Cambodian Couture: Phnom Penh Meets Paris Fashion

The 25 creations selected by Cambodian designer Lim Keopiseth for his fashion show at the French Cultural Center on Friday night included the 20 items that earned him first prize at the Saint-Etienne Design Biennial in France last November.

The week-long festival, which attracted an estimated 500,000 people, involved artists and designers from more than 80 countries who competed in fields ranging from fine arts and architecture to furniture and car design.

In the fashion show category, Lim Keopiseth faced participants from 15 countries, ranging from Japan to Canada.

The 10 Cambodian models, still jet-lagged after traveling 36 hours to get to Saint-Etienne, presented his creations. They were accompanied by Cambodian traditional and modern music mixed with Western pieces. Since Lim Keopiseth was awarded first prize, his fashion show was staged five times during the festival.

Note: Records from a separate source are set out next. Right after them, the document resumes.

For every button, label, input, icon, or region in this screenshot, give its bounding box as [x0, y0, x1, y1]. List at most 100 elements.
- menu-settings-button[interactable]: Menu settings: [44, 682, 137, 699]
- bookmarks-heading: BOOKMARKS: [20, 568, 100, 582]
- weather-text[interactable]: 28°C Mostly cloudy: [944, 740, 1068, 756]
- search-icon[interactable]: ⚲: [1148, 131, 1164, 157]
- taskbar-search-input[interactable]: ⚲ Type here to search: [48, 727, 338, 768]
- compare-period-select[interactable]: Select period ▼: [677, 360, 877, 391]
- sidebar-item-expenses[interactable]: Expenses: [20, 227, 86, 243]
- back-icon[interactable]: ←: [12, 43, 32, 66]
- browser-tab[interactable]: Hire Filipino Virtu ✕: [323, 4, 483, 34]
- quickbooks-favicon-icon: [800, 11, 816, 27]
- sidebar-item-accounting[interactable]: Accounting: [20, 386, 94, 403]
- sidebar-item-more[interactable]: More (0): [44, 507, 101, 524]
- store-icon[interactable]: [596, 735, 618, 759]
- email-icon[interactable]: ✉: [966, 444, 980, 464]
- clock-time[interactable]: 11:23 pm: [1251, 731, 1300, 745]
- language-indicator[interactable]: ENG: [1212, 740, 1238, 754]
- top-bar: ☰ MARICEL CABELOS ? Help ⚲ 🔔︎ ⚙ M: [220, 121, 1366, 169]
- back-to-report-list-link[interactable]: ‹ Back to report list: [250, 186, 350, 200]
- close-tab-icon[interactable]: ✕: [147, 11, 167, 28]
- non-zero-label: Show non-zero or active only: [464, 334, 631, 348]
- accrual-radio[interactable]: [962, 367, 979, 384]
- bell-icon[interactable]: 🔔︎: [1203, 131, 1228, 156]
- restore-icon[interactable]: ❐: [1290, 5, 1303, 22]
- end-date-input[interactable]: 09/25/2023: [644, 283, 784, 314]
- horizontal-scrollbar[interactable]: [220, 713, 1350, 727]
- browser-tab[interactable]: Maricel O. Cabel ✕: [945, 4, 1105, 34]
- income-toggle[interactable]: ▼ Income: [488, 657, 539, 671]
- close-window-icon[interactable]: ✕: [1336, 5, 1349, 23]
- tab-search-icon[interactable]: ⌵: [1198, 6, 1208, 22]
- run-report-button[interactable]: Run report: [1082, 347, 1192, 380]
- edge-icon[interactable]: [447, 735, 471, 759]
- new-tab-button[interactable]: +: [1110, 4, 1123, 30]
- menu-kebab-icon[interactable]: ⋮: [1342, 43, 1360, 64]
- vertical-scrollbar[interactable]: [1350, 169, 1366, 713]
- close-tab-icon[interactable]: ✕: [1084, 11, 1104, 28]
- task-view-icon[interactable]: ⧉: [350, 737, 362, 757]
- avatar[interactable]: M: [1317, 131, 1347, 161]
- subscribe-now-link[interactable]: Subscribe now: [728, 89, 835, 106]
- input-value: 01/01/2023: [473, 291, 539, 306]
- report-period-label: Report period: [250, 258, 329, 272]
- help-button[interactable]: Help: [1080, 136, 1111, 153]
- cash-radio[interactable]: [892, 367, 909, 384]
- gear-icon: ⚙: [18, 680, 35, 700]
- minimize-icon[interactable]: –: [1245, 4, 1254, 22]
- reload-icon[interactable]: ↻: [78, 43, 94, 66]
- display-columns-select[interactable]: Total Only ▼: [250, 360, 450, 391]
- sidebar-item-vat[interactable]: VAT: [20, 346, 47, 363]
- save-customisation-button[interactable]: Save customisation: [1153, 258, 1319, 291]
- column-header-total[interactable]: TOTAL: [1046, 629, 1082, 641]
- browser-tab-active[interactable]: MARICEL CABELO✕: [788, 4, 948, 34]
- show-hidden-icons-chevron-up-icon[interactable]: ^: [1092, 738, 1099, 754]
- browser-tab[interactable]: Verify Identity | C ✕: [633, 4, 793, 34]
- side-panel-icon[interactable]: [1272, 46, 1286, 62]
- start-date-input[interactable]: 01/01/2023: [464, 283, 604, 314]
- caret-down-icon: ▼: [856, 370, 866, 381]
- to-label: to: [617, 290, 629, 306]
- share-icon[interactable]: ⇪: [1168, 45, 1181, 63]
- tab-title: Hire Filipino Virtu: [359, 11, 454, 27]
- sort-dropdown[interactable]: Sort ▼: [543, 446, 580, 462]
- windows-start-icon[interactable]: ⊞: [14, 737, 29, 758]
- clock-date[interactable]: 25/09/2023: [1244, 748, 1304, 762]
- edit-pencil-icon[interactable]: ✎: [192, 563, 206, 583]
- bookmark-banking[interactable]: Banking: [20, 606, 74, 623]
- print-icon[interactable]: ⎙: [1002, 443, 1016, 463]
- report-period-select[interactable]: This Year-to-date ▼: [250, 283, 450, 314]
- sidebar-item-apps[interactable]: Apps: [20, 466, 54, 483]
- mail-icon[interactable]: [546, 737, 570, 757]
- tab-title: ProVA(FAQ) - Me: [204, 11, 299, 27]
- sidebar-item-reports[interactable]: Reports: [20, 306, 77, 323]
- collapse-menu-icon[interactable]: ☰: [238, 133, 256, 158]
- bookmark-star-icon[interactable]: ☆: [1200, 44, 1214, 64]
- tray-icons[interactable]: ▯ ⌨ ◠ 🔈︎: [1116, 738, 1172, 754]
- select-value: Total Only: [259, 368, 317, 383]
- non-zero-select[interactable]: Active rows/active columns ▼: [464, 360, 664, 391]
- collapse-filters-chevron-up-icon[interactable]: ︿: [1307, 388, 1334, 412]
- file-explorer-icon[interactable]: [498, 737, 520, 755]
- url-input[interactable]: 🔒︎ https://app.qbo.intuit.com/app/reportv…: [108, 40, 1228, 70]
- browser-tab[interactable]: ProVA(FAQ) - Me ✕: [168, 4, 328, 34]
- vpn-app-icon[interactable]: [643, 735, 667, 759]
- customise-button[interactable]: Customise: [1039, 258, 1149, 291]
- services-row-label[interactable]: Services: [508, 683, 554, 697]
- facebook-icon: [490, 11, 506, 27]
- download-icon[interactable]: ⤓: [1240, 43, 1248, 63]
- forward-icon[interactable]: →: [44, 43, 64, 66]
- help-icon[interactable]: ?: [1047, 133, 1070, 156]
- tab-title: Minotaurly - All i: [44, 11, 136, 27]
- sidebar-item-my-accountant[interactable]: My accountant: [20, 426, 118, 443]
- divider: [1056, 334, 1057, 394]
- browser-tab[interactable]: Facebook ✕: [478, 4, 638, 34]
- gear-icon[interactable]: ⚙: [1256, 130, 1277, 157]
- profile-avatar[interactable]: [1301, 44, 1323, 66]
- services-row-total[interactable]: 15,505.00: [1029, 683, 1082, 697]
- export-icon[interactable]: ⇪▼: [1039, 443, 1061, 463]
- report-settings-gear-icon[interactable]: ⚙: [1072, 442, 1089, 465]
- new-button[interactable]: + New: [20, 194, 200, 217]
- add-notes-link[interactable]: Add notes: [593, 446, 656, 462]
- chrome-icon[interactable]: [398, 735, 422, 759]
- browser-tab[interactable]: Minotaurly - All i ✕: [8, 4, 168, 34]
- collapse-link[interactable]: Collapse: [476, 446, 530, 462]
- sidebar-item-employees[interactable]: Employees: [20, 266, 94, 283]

He had just three months to prepare his collection for the festival. “I decided to get inspiration from modern art since Saint-Etienne (festival) is in the vanguard of arts and design,” he said.

Still, the Cambodian designer drew inspiration from an ancient legend, adopting “Silk for Princess Nagi” as the theme for his collection. According to a Cambodian legend, the country was borne out of the marriage between a dragon-princess, or nagi, and a foreign king. The story goes that she held the tail of a serpent to cross an expanse of water. This has led to the tradition of having the groom hold the tail placed at the bottom of his bride’s dress upon entering their bedroom after the wedding.

Lim Keopiseth’s white wedding dress in the fashion show spirals down in a serpentine motion, ending with the traditional tail. It took six women one month to embroider it with minute, tube-shaped beads, silver thread and crystals on silk, he said. As a result, the dress weighs 2.5 kg.

In an evening gown made of fuchsia, purple and Indian-rose squares linked by mother-of-pearl buttons, the traditional tail becomes a train.

Lim Keopiseth’s collection takes silk beyond woven fabric. A strapless evening gown with a flared skirt is made of thousands of silk cocoons, left in their natural pale and deep yellow colors, flattened and sewn on fabric in classic geometric patterns.

Lim Keopiseth studied at the “Chambre syndicale de la haute couture parisienne,” one of France’s oldest fashion design schools, and spent his internship at the world-renowned fashion house Ungaro Couture.

Using Keo as his label, he has set up his studio and shop in Phnom Penh with his father Sylvain Lim, a fashion designer who worked for years for the major designers in Paris. They create both haute couture and ready-to-wear clothes.

But it is not his father’s influence that led Lim Keopiseth into that field. Sylvain Lim was in France when the Khmer Rouge took over the country in 1975. Lim Keopiseth, who was two years old at the time, was in Cambodia with his mother.

Sylvain Lim lost track of his family. In 1987 he advertised on television to find his son. He discovered that most of his family had been killed, including his wife, and that his sister-in-law had cared for Lim Keopiseth all these years.

Father and son had to wait until 1991 to finally meet. Lim Keopiseth moved to Paris in 1995. “I was interested in hotel interior design,” he said. “But you have to know at least four languages to get into that field. So I turned to fashion design because I wanted to get into something that changes all the time.”